Better believe it: $80,000 per home in Ontario

Gatti - world-class social innovation

This amazing new development on Municipal land near Niagara Falls will create an off-grid community inside an existing township.

Not only will newly built homes, aimed at those who cannot afford conventional prices, be sold for as little as $80,000 or less, but they will also be completely self-sufficient said Reverend Bob Bond, chairman of the development committee for Cordage Green in Welland, near the Canadian border with the US.

“There’s a lot of effort in places around the globe, trying to respond to poverty by giving people housing that will work for them. There’s a lot of effort, separate from that, to build green. This is a new thing to put the two together.”Tuesday, Welland city council declared a 2.3-hectare road allowance on the north side of McCabe St. as vacant, and voted to enter into negotiations with Cordage Green to allow its developer to build the affordable housing “off the grid” homes at the site.

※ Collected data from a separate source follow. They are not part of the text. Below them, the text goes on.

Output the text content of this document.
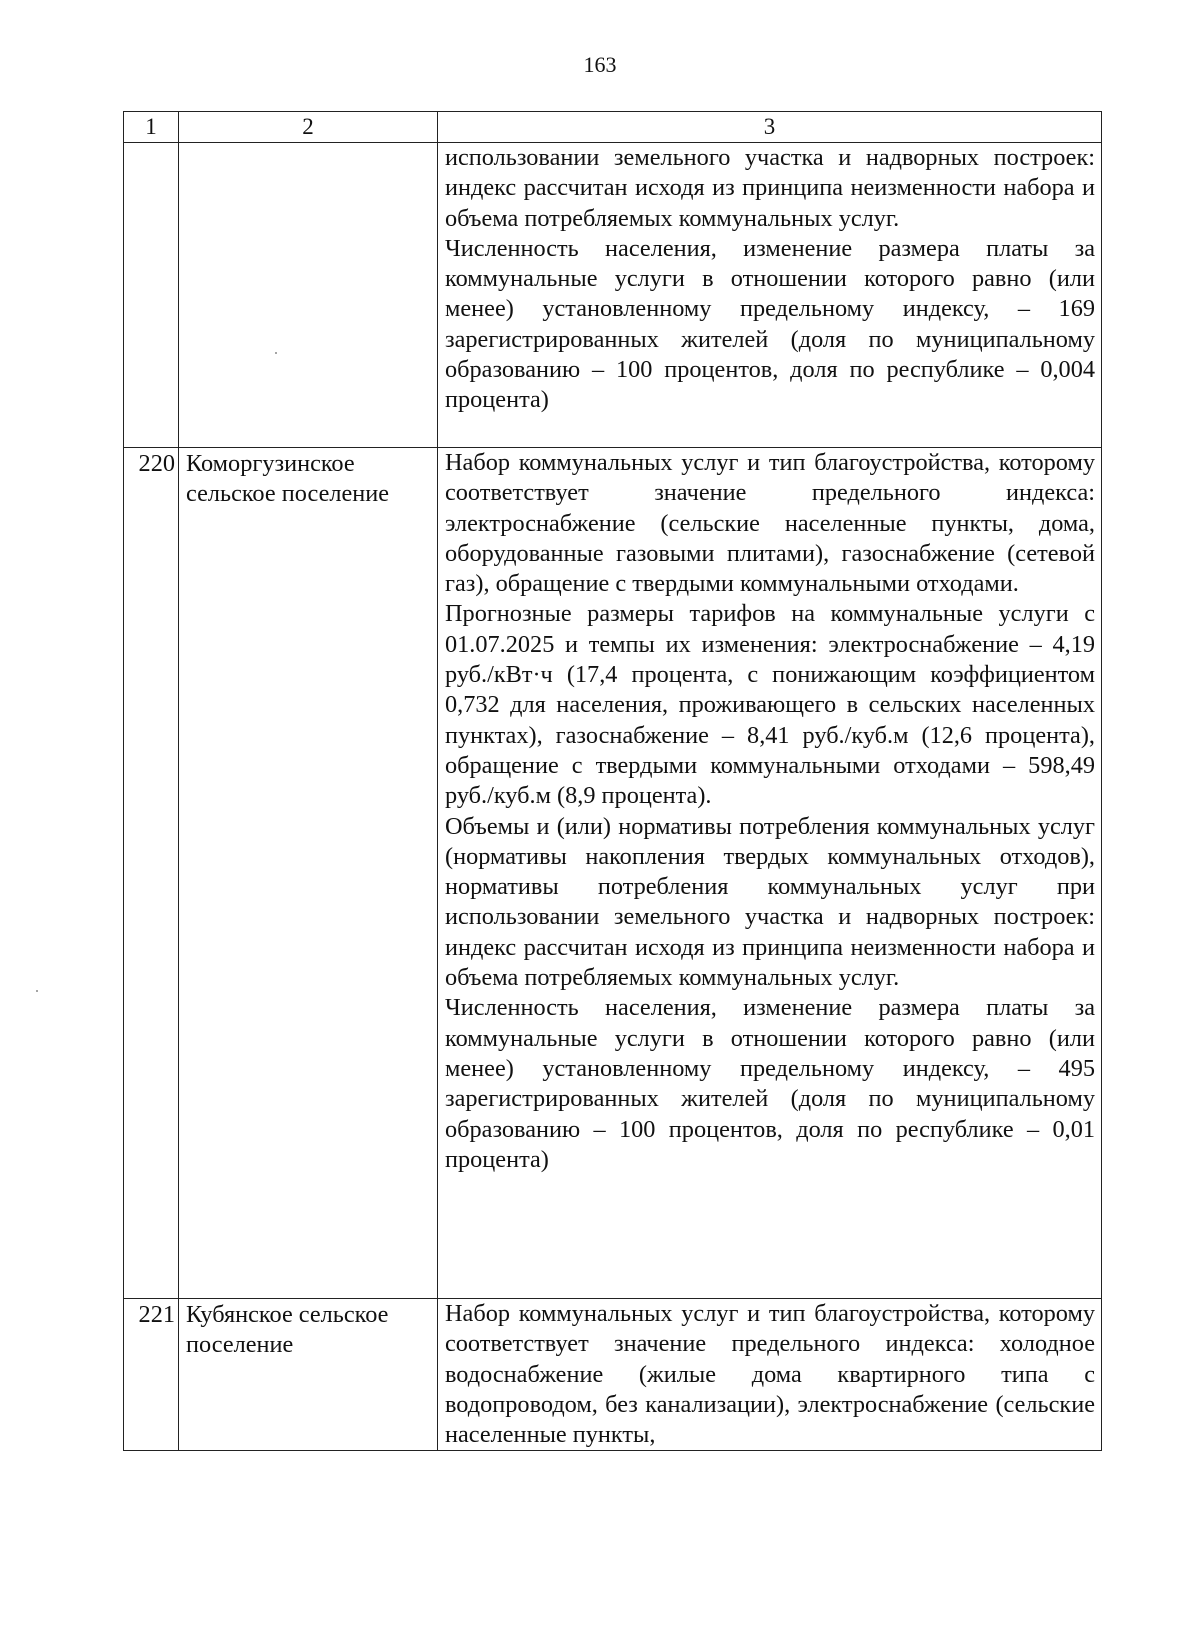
163
1	2	3

		использовании земельного участка и надворных построек: индекс рассчитан исходя из принципа неизменности набора и объема потребляемых коммунальных услуг.

Численность населения, изменение размера платы за коммунальные услуги в отношении которого равно (или менее) установленному предельному индексу, – 169 зарегистрированных жителей (доля по муниципальному образованию – 100 процентов, доля по республике – 0,004 процента)

220	Коморгузинское сельское поселение	Набор коммунальных услуг и тип благоустройства, которому соответствует значение предельного индекса: электроснабжение (сельские населенные пункты, дома, оборудованные газовыми плитами), газоснабжение (сетевой газ), обращение с твердыми коммунальными отходами.

Прогнозные размеры тарифов на коммунальные услуги с 01.07.2025 и темпы их изменения: электроснабжение – 4,19 руб./кВт·ч (17,4 процента, с понижающим коэффициентом 0,732 для населения, проживающего в сельских населенных пунктах), газоснабжение – 8,41 руб./куб.м (12,6 процента), обращение с твердыми коммунальными отходами – 598,49 руб./куб.м (8,9 процента).

Объемы и (или) нормативы потребления коммунальных услуг (нормативы накопления твердых коммунальных отходов), нормативы потребления коммунальных услуг при использовании земельного участка и надворных построек: индекс рассчитан исходя из принципа неизменности набора и объема потребляемых коммунальных услуг.

Численность населения, изменение размера платы за коммунальные услуги в отношении которого равно (или менее) установленному предельному индексу, – 495 зарегистрированных жителей (доля по муниципальному образованию – 100 процентов, доля по республике – 0,01 процента)

221	Кубянское сельское поселение	Набор коммунальных услуг и тип благоустройства, которому соответствует значение предельного индекса: холодное водоснабжение (жилые дома квартирного типа с водопроводом, без канализации), электроснабжение (сельские населенные пункты,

Project planner Elise Gatti said the project will move forward “full steam ahead.”

Before development can begin, she said a site plan must be finalized, and as well as partnership agreements and financing.

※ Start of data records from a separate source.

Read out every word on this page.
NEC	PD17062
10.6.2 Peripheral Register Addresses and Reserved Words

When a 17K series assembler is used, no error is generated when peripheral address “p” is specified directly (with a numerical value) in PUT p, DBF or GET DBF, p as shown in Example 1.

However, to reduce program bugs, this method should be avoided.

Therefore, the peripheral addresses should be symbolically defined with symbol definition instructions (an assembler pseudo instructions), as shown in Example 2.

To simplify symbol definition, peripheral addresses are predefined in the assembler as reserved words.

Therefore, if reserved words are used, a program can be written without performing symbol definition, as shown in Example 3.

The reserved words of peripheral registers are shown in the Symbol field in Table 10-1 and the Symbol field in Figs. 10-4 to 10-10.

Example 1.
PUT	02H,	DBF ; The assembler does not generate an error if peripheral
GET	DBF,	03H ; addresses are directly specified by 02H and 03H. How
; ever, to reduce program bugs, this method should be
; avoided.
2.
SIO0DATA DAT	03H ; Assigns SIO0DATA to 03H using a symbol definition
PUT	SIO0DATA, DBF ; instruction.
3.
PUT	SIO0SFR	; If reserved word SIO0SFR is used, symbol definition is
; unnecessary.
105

The Cordage Green project is unique.

Although there are some affordable housing buildings that are LEED certified, she said she’s not aware of any project being done at the scale they’re proposing.

“I have not come across any examples of entire mixed use developments that are geared towards sustainable living for low-to modest-income people — much less ownership housing,” she said. “Green ownership housing is typically high end.”

Gatti said prices will be as low as possible by reducing the size of the homes.

“We’re going to be offering smaller than average housing units. I think the average used to be something like 800 square feet, and now it’s gone up to 2,400 or 3,000. That’s a lot of house,” she said. “Most people don’t need that much house.”

Proposed home sizes range from 400 to 1,200 square feet.

Bond said costs will also be minimized by incorporating inexpensive technologies, such as building walls from straw bale and recycling water.

“What we’re looking at are basic simple but brilliant technologies that aren’t expensive that allow you to build green and affordably and sustainably,” he said.

The plan is to build 40 to 50 homes on the unopened road allowance that was used as a cornfield a few years ago as part of a poverty reduction initiative to benefit residents of the neighbourhood. It will be a mixture of single family homes, townhouses, supported housing, a community centre, a park and community gardens.

And 80% of those homes will be sold rather than rented, making homeowners out of people who otherwise might never be able to afford to purchase a home.

“This is challenging the status quo,” Bond explained. “Under the status quo, we may hand things to folks who are impoverished but we don’t want them to build equity. The systems in fact will punish people if they start to have equity. Well, trying to suggest and prove a system that promotes social and fiscal equity for folk who are currently labelled poor. Unless you can build your way up you can’t build much.”

Gatti said the Cordage Green committee members are negotiating with a local finance company to find a way of offering mortgages to people who wouldn’t otherwise be able to get one.

The project is the result of a partnership between several organizations, said Bond, who is also chair of an anti-poverty group called STEP Niagara (Strategy to End Poverty).

He said Welland’s former city planner, Don Thorpe, brought partners together before he retired last fall.

“Different players kept knocking on his door and Don said why don’t these people get together,” Bond said.

Those players included STEP Niagara, which was asking for the city’s assistance in identifying a location where an affordable housing development could be built, and Commonplace Eco- Village — a group that wanted to build a subdivision of off-thegrid hay bale homes.

Now, Bond said the city is “also joining in this effort to be a leader in the province, in the country and globally, to be a leader that says, ‘You know what, we need to shift the way we care for folks who are living with poverty, mental illness, and addiction.'”

10 Responses

  1. Hello,
    This is a great idea. I would like to know how I can help in the building or what sort of volunteer opportunities you will have. And how do I sign up?

  2. Hi there,
    Just saw the news tonight about your homes what a great idea. I am currently living on a disability which does not allow me to live a quality life. I am vey interested in your program. Are you planning on building in other areas of Ontario. I am with the Fibromyalgia support group and I see how this illness is affecting people and their lives. Losing jobs, housing, etc. I would love to see more of this type of project in place.

  3. I am a single Canadian senior living in the U.S. I have had ENOUGH and want to come home. I have brothers in Hamilton and Listowel. How would I find out more about the possibilities of my qualitifying for one of these homes?

  4. if people had less children then you would end up with a surplus of housing, plus, humanity would pollute less, purely because less people existed

    we should encourage people not to breed or have very small families

  5. Better believe it: $80,000 <- har, har, har…
    You could build a very nice strawbale or earthbag house for about$10,000 if the government bureaucrats got out of the way and let people build without going through a bunch of red tape. Drive through Arizona or New Mexico and you'll find plenty of great examples.

  6. For god sakes incorporate passive solar principles in the design. If I see a window on the north side of a building I will cry…:-) will be following, good luck.